Benson: Don't play dumb with me. Now I want you to leave and never come back because you're FIRED!

Kaitlyn: Fired?!

Benson: You heard me! Now go!

Kaitlyn: NO!

Benson: No?

Kaitlyn: I'm not leaving until I get my revenge!

All of them: Revenge?

Kaitlyn: Remember Susan? Well guess what? I'm her sister!

(She turns into a giant red demon and roars)

Kaitlyn: (In a loud voice) Because of you, my sister is dead!

Mordecai: Well she almost took over the park and us!

Kaitlyn: But now I'm gonna finish what she could of finished!

(Kaitlyn raises her foot and stomps the ground trying to step on the guys but the guys dodge it; she thens destroys the house and the golf cart)

Rigby: What are we gonna do?

Benson: I don't know! Do you see a limo anywhere?

Mordecai: Wait, Skips. Don't you have rope with you?

Skips: Yeah, why?

Mordecai: Maybe we should use the rope to tie off her feet and then when she falls, we'll tie her hands up.

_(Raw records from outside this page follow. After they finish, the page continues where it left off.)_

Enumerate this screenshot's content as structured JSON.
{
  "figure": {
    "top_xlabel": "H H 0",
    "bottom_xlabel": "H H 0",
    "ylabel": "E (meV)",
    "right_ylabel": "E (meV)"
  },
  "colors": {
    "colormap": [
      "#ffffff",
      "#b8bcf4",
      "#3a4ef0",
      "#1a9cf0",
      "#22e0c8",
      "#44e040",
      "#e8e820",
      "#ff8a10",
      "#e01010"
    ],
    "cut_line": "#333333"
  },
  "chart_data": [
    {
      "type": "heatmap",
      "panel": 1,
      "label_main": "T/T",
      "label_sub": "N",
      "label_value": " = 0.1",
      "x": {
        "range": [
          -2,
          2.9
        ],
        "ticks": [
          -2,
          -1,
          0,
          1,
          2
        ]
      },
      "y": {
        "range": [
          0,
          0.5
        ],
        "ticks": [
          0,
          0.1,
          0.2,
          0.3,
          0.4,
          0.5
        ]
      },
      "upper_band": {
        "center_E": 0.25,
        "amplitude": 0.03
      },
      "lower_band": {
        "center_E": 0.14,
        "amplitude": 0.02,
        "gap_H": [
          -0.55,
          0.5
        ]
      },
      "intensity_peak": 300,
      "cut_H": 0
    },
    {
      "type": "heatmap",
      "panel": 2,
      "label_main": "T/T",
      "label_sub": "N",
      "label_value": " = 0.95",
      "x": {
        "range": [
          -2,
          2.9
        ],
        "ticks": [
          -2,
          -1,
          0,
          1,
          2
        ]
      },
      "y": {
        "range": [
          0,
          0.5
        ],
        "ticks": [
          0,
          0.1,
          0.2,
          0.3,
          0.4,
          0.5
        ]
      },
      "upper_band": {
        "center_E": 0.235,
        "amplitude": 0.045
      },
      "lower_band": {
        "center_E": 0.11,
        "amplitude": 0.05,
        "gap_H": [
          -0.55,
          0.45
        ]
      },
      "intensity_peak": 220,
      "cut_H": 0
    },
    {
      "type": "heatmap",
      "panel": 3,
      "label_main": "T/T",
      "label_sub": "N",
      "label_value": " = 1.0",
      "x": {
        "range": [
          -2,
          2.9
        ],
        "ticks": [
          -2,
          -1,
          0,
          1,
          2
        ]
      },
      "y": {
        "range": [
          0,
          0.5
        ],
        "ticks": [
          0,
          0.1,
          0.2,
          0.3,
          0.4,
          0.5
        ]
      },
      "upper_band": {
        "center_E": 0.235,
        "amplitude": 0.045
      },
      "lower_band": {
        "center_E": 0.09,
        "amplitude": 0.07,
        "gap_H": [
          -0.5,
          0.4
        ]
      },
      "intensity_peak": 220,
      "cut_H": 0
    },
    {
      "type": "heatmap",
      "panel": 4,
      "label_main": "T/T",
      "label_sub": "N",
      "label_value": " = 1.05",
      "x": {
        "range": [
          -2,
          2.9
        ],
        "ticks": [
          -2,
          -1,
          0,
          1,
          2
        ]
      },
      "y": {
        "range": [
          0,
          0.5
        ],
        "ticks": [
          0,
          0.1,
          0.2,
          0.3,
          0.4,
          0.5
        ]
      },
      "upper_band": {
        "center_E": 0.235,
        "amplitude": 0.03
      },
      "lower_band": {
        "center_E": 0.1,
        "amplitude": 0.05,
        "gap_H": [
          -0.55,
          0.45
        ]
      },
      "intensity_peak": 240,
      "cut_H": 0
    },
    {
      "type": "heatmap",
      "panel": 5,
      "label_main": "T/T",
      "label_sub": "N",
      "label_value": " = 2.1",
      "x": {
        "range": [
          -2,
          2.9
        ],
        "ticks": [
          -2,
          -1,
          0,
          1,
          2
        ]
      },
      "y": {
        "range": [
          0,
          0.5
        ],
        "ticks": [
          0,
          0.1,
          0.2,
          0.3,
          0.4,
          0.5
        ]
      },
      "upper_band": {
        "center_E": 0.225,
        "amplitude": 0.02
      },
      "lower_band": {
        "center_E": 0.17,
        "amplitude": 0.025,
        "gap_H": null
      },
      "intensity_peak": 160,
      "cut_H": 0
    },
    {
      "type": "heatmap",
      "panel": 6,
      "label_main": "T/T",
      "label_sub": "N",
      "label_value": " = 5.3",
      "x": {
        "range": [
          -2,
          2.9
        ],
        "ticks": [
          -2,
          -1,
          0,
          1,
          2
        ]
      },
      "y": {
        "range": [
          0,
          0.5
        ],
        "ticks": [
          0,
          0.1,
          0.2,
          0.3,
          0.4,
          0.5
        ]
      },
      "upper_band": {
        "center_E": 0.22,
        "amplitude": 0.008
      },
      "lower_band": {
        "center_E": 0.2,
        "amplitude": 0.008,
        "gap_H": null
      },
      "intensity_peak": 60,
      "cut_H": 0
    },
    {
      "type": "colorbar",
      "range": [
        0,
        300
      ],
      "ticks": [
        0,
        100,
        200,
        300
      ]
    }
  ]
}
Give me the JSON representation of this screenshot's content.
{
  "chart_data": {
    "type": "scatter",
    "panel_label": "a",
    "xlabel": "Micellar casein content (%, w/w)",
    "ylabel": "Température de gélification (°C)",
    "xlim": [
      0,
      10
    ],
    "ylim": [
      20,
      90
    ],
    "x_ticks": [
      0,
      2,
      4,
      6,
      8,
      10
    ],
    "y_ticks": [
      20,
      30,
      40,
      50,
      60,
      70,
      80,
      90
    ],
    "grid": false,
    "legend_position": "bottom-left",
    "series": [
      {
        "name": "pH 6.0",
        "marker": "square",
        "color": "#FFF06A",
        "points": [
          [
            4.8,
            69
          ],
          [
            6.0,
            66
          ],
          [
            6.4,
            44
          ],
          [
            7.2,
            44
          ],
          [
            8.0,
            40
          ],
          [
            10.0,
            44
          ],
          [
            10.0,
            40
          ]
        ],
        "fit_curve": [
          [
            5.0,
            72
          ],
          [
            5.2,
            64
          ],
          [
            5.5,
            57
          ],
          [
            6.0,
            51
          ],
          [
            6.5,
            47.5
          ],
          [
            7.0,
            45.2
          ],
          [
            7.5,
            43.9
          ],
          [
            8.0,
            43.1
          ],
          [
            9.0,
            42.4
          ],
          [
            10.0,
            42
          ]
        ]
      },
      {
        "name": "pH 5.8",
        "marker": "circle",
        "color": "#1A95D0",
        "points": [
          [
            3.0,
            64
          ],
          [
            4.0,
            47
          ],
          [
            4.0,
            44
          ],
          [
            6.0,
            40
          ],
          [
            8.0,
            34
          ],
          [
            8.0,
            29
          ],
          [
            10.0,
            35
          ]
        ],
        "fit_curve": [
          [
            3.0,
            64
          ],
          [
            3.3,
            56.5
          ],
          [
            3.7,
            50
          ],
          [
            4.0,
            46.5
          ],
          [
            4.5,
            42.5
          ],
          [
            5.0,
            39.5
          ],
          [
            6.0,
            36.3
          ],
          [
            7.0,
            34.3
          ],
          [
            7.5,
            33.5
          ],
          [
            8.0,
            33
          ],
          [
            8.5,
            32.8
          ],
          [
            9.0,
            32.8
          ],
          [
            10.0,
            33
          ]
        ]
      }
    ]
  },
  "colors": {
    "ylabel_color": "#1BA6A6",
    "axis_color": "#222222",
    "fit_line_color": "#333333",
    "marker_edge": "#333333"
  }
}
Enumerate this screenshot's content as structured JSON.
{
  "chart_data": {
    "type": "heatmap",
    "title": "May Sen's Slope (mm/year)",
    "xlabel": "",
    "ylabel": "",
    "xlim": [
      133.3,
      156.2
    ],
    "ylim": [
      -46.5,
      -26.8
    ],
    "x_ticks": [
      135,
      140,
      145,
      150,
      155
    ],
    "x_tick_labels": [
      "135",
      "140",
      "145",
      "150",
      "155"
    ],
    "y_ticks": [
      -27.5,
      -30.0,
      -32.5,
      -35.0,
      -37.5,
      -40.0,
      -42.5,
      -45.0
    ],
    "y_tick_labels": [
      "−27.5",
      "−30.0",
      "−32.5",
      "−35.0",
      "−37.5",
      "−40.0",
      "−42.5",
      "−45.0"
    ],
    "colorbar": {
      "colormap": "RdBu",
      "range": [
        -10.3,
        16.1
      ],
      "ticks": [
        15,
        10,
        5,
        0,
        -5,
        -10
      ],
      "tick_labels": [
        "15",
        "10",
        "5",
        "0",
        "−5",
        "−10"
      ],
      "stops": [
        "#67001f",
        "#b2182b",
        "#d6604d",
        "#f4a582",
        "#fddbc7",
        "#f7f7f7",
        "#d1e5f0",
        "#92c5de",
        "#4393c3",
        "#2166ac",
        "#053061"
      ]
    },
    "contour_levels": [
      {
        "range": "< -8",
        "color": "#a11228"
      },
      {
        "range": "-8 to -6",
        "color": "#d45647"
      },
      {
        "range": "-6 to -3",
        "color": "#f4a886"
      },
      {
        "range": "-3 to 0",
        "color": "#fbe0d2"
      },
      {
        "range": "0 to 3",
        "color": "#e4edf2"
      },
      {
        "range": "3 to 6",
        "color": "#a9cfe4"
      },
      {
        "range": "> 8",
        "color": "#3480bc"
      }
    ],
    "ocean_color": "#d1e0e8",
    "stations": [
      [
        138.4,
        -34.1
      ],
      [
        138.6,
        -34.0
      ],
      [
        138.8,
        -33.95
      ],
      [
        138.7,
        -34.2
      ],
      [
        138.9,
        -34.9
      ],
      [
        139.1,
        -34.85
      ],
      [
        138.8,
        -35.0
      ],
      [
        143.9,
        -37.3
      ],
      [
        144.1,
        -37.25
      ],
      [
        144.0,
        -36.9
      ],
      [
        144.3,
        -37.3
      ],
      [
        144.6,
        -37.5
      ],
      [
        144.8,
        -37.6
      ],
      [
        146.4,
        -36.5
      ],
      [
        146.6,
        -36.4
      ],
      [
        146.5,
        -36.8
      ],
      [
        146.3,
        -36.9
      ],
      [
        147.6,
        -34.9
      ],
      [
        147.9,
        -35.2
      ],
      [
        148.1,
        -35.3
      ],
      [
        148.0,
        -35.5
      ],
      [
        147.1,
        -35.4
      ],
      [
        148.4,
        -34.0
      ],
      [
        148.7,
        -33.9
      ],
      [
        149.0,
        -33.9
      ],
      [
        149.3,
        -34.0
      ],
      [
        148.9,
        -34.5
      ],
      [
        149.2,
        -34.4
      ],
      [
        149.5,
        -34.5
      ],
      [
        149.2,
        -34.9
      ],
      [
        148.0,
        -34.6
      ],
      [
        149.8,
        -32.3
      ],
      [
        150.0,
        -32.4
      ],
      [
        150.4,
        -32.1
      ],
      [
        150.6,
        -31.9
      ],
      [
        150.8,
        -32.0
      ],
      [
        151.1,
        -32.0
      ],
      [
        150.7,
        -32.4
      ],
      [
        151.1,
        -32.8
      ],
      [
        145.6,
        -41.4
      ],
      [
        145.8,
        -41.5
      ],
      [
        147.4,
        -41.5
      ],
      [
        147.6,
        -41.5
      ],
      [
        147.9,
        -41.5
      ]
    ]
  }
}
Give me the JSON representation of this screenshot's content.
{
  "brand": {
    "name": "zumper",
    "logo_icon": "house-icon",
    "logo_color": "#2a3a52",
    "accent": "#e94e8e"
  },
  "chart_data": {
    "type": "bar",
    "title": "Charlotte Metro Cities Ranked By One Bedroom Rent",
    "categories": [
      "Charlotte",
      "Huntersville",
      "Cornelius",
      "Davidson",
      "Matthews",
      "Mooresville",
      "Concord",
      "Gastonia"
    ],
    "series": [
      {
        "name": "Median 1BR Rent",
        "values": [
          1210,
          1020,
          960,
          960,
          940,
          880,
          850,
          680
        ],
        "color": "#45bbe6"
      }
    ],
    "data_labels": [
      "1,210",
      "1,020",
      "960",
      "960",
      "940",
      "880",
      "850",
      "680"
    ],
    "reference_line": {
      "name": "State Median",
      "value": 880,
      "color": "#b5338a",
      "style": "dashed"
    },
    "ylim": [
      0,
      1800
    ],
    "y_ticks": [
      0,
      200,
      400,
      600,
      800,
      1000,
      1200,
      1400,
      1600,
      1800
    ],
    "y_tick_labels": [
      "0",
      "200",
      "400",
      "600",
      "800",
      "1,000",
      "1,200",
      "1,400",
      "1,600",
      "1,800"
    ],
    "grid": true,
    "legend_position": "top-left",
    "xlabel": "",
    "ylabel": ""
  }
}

Muscle Man: Whoa, for being a loser, that's a good idea.

(Mordeca grabs the rope, screams, and runs around her feet and tightens the rope; Kaitlyn screams and falls onto the ground and the rest of the guys tie rope around her wrists; Kaitlyn struggles but she can't break the rope and she shrinks back to her normal self)

Benson: I'm gonna go call the police.

(Scene goes to a bunch of police cars in front of the house and 2 cops are seen walking Kaitlyn, who is in a straight jacket ,into a police car)

Kaitlyn: I will get my revenge someday! Don't be so snug now, I will return!

Police Officer: Alright that's enough.

(They put her into the car and they drive away)

Rigby: Man, she was more annoying than Benson.

(Benson gives him a look)

Rigby: I mean I'll go get back to work!